= Éric Cayla =

Canadian cinemotographer

Éric Cayla is a Canadian cinematographer. He is most noted as a two-time Genie Award nominee for Best Cinematography, receiving nods at the 17th Genie Awards in 1996 for A Cry in the Night (Le Cri de la nuit) and at the 18th Genie Awards in 1997 for Karmina, and a two-time Jutra Award nominee for Best Cinematography, receiving nods at the 2nd Jutra Awards in 2000 for Babel and at the 5th Jutra Awards in 2003 for The Baroness and the Pig.

He has also been a four-time Gemini Award and Canadian Screen Award nominee for Best Photography in a Dramatic Program or Series, receiving nominations at the 18th Gemini Awards in 2003 for Silent Night, at the 1st Canadian Screen Awards in 2013 for Bomb Girls, at the 2nd Canadian Screen Awards in 2014 for Bomb Girls, and dual nominations at the 3rd Canadian Screen Awards in 2015 for Bomb Girls: Facing the Enemy and Haven, and a nominee for Best Photography in a Comedy Program or Series at the 9th Canadian Screen Awards in 2021 for Private Eyes.
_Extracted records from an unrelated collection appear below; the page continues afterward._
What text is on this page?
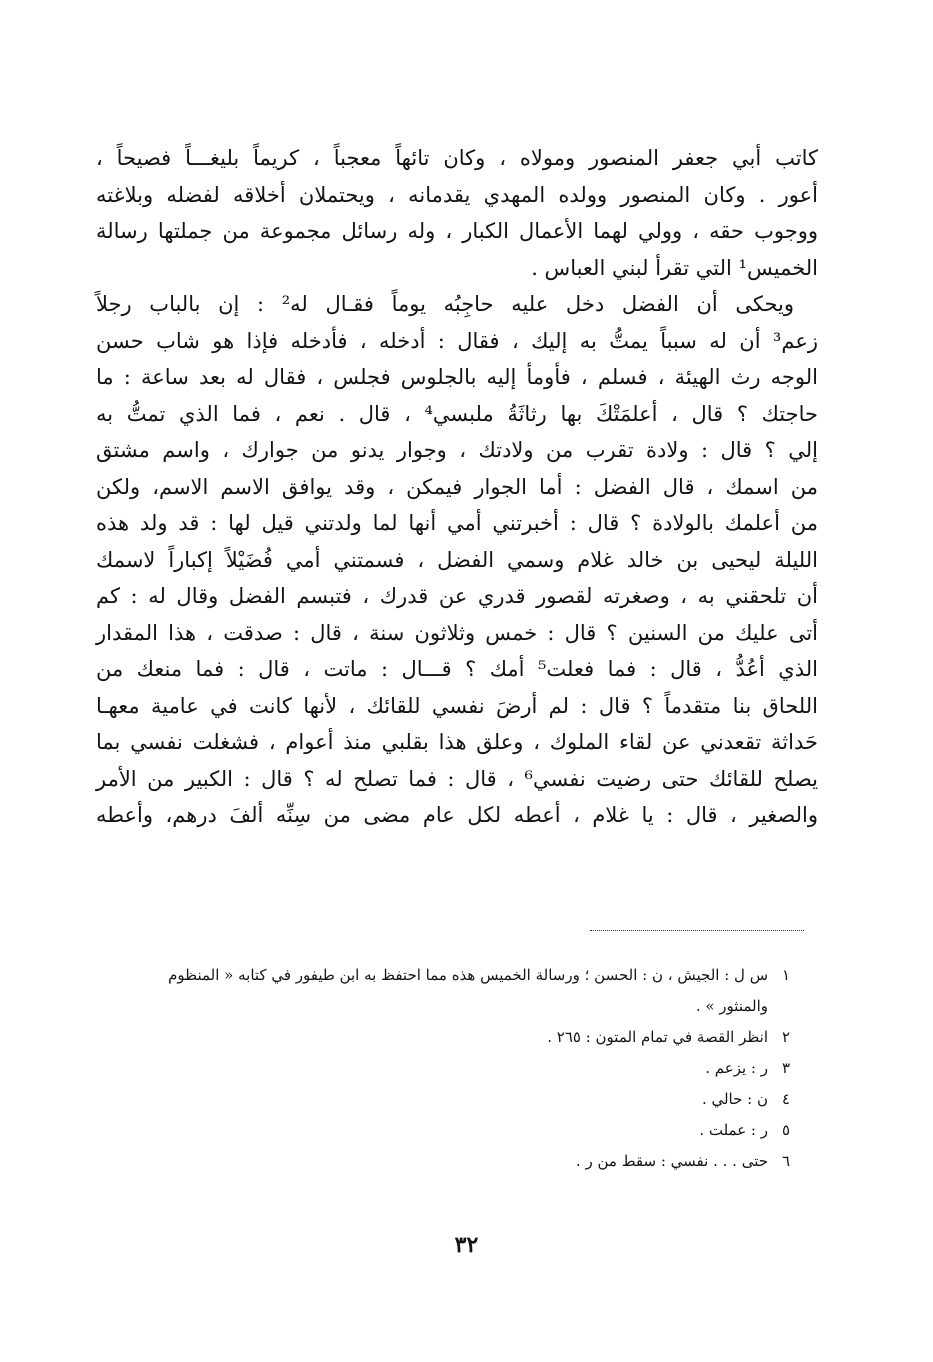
كاتب أبي جعفر المنصور ومولاه ، وكان تائهاً معجباً ، كريماً بليغـــاً فصيحاً ،
أعور . وكان المنصور وولده المهدي يقدمانه ، ويحتملان أخلاقه لفضله وبلاغته
ووجوب حقه ، وولي لهما الأعمال الكبار ، وله رسائل مجموعة من جملتها رسالة
الخميس¹ التي تقرأ لبني العباس .
ويحكى أن الفضل دخل عليه حاجِبُه يوماً فقـال له² : إن بالباب رجلاً
زعم³ أن له سبباً يمتُّ به إليك ، فقال : أدخله ، فأدخله فإذا هو شاب حسن
الوجه رث الهيئة ، فسلم ، فأومأ إليه بالجلوس فجلس ، فقال له بعد ساعة : ما
حاجتك ؟ قال ، أعلمَتْكَ بها رثاثَةُ ملبسي⁴ ، قال . نعم ، فما الذي تمتُّ به
إلي ؟ قال : ولادة تقرب من ولادتك ، وجوار يدنو من جوارك ، واسم مشتق
من اسمك ، قال الفضل : أما الجوار فيمكن ، وقد يوافق الاسم الاسم، ولكن
من أعلمك بالولادة ؟ قال : أخبرتني أمي أنها لما ولدتني قيل لها : قد ولد هذه
الليلة ليحيى بن خالد غلام وسمي الفضل ، فسمتني أمي فُضَيْلاً إكباراً لاسمك
أن تلحقني به ، وصغرته لقصور قدري عن قدرك ، فتبسم الفضل وقال له : كم
أتى عليك من السنين ؟ قال : خمس وثلاثون سنة ، قال : صدقت ، هذا المقدار
الذي أعُدُّ ، قال : فما فعلت⁵ أمك ؟ قـــال : ماتت ، قال : فما منعك من
اللحاق بنا متقدماً ؟ قال : لم أرضَ نفسي للقائك ، لأنها كانت في عامية معهـا
حَداثة تقعدني عن لقاء الملوك ، وعلق هذا بقلبي منذ أعوام ، فشغلت نفسي بما
يصلح للقائك حتى رضيت نفسي⁶ ، قال : فما تصلح له ؟ قال : الكبير من الأمر
والصغير ، قال : يا غلام ، أعطه لكل عام مضى من سِنِّه ألفَ درهم، وأعطه
١
س ل : الجيش ، ن : الحسن ؛ ورسالة الخميس هذه مما احتفظ به ابن طيفور في كتابه « المنظوم
والمنثور » .
٢
انظر القصة في تمام المتون : ٢٦٥ .
٣
ر : يزعم .
٤
ن : حالي .
٥
ر : عملت .
٦
حتى . . . نفسي : سقط من ر .
٣٢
He received the Canadian Society of Cinematographers' Kodak New Century lifetime achievement award in 2014.

His other credits have included the films The Night of the Visitor (La nuit du visiteur), The Sex of the Stars (Le Sexe des étoiles), Cap Tourmente, Jerome's Secret (Le Secret de Jérôme), Life After Love (La vie après l'amour), The Bay of Love and Sorrows, White Skin (La peau blanche), Young Triffie, My Aunt Aline (Ma tante Aline), The Corruption of Divine Providence and Single All the Way.